Édition du 24 novembre 2020

Une tribune libre pour la gauche québécoise en marche

Canada

Critique de la politique étrangère canadienne et efficacité de nos luttes sociales

Aujourd’hui au Canada, il faut se poser de sérieuses questions quand on lutte contre l’injustice raciale, pour la justice climatique, pour les droits migratoires ou pour la justice sociale en général et qu’on n’a aucune idée de ce qu’est l’Initiative d’Ottawa pour Haïti, le Core group, le Groupe de Lima ou un plan d’ajustement structurel du FMI. En quoi est-il si important pour des antiracistes, des écologistes, des féministes ou pour tout.e défenseur.e des droits humains qui se respecte de se préoccuper de la politique étrangère du Canada en Haïti, en Amérique latine et ailleurs ?

C’est indispensable car localement, ce que nous faisons ou pas est lié à ce que nous comprenons ou pas de notre monde. « Penser globalement et agir localement » est devenu un slogan parmi tant d’autres alors que cela aurait pu être une devise internationaliste pour le 21e siècle.

Malheureusement, lorsque nos seules sources d’information sont les grands médias occidentaux, il est difficile de comprendre ou même de vraiment s’intéresser aux nouvelles internationales. C’est ainsi que de la lutte pour la souveraineté à la lutte pour l’environnement en passant par les luttes anticapitalistes ou contre le patriarcat, des jeunes et moins jeunes pourtant très politisés en sont arrivé.e.s à s’impliquer dans leurs cercles militants respectifs sans particulièrement se soucier des liens entre la défense de leur cause et la politique étrangère du Canada.

Il faut dire que l’incapacité à bâtir une convergence des luttes ou à faire preuve d’une solidarité résolument internationaliste est liée à la désinformation médiatique. Les grands médias occidentaux nous ont rapporté des fausses nouvelles concernant les guerres d’agression de l’OTAN ou des États-Unis qui ont toutes été appuyées par le gouvernement du Canada. Qu’il s’agisse de la fausse histoire des bébés retirés des incubateurs au Koweit, des fausses armes de destruction massive en Iraq ou des faux mercenaires africains en Libye, la classe médiatique occidentale a contribué à nous offrir une vision biaisée et déformée du monde.

Mais les médias ne sont pas les seuls à nous jeter de la poudre aux yeux. Dans un article portant sur le scandale de corruption de l’ONG WE dans lequel est présentement empêtré le gouvernement Trudeau, Yves Engler attire notre attention sur le fait que le vrai scandale réside dans la tendance de telles ONG à diriger les jeunes vers des actions politiques inefficaces en leur inculquant une vision étroite de ce que signifie faire le bien dans le monde. En matière d’inefficacité, l’ONGisation de la résistance, la manipulation médiatique et notre propre tendance en tant que militant.e.s à nous complaire dans nos certitudes sans jamais apprendre de nos erreurs sont à blâmer.

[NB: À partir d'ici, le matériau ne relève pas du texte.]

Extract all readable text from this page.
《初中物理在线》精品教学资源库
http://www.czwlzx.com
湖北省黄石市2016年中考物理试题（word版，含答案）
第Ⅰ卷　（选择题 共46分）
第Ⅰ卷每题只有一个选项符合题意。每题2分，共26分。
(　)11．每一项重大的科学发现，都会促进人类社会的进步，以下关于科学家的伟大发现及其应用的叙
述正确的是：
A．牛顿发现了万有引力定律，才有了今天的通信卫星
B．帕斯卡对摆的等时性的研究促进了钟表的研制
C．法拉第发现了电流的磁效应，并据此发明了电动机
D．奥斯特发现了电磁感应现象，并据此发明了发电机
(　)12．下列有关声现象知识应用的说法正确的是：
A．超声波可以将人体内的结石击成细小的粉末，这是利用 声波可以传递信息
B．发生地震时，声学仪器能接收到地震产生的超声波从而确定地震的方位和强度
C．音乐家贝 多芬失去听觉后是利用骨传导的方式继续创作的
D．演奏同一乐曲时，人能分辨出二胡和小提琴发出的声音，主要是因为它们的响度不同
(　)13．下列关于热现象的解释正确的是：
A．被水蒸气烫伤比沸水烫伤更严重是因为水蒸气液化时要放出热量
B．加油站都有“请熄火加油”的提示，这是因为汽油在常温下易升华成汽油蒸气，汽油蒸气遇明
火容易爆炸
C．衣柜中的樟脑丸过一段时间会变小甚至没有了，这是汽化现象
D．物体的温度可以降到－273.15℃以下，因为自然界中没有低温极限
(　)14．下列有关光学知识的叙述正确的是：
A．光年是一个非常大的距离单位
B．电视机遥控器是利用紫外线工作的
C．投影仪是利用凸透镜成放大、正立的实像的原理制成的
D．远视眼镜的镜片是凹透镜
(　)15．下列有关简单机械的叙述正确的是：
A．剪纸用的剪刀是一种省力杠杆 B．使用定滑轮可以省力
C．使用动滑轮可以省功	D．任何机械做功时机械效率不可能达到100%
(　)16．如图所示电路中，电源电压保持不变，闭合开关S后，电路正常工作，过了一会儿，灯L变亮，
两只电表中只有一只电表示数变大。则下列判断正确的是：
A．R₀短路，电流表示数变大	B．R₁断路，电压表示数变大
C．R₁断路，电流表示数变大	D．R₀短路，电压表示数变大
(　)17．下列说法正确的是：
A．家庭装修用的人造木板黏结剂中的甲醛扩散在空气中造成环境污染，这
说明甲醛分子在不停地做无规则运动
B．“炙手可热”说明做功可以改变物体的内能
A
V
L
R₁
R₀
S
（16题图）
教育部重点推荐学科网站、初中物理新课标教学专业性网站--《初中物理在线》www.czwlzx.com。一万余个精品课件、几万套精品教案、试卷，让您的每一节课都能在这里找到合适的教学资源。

Il y a inefficacité dans nos actions politiques lorsqu’on participe massivement à une manifestation contre le racisme systémique à Montréal sans dénoncer le fait que la Canada ait participé en 2004 au Coup d’état suivi d’une mise en tutelle déguisée d’Haiti et formé la police répressive qui tire aujourd’hui encore sur des manifestant.e.s noir.e.s en Haïti. La lutte que nous menons pour la libération de toutes les femmes est vouée à l’échec si on dénonce les violences sexuelles ici sans mentionner les agressions sexuelles et l’exploitation sexuelle dont se rendent coupables des touristes, des coopérants ou de soi-disant « humanitaires » québécois et canadiens en Haïti, en République dominicaine et ailleurs. Nos ruelles vertes et nos jardins urbains sont des coups d’épées dans l’eau quand des compagnies canadiennes subventionnées par nos fonds publics vont en Afrique, en Amérique latine et dans les Caraïbes s’accaparer de terres agricoles dont les paysans ont été chassés pour laisser place à des sweatshops, des zones franches et des mines à ciel ouvert.

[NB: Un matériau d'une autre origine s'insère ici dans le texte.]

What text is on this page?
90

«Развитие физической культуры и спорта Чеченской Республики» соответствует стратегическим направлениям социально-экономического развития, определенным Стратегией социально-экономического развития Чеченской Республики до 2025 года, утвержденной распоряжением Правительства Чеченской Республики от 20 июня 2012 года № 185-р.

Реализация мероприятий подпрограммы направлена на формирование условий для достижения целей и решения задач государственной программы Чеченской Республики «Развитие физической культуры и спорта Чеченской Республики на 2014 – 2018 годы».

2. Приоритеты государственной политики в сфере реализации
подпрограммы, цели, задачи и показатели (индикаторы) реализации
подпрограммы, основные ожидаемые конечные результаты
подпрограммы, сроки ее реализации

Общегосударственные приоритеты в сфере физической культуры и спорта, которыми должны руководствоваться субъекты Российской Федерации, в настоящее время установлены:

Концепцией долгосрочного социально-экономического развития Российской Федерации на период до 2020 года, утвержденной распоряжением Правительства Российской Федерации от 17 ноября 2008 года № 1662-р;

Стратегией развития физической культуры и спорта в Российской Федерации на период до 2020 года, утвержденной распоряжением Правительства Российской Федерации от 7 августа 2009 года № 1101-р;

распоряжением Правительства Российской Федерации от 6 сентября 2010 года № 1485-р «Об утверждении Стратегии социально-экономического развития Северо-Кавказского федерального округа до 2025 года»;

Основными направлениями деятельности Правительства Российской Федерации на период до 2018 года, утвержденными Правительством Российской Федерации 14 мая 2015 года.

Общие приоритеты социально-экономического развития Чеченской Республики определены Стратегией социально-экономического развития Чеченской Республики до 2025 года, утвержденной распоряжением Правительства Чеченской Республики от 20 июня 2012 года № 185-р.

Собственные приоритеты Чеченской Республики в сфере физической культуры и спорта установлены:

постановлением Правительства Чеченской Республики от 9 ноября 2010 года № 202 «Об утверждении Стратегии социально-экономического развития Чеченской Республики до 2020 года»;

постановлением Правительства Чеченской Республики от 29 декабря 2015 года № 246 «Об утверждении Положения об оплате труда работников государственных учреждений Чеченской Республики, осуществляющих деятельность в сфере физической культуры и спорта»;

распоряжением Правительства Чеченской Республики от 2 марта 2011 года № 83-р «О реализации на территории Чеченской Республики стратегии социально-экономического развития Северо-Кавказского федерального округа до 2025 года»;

Il est urgent de développer une conscience politique internationaliste pour renforcer nos mouvements sociaux. Quelle que soit la cause pour laquelle nous militons aujourd’hui au Canada, nous avons la responsabilité de faire preuve de cohérence en critiquant les abus de pouvoir auxquels s’adonne le Canada à travers sa politique étrangère. C’est dans cette perspective que Solidarité Québec-Haïti en appelle à une attention toute particulière à ce que fait le Canada en terre haïtienne. Ce qui est en jeu ici tout comme là-bas, c’est la souveraineté populaire.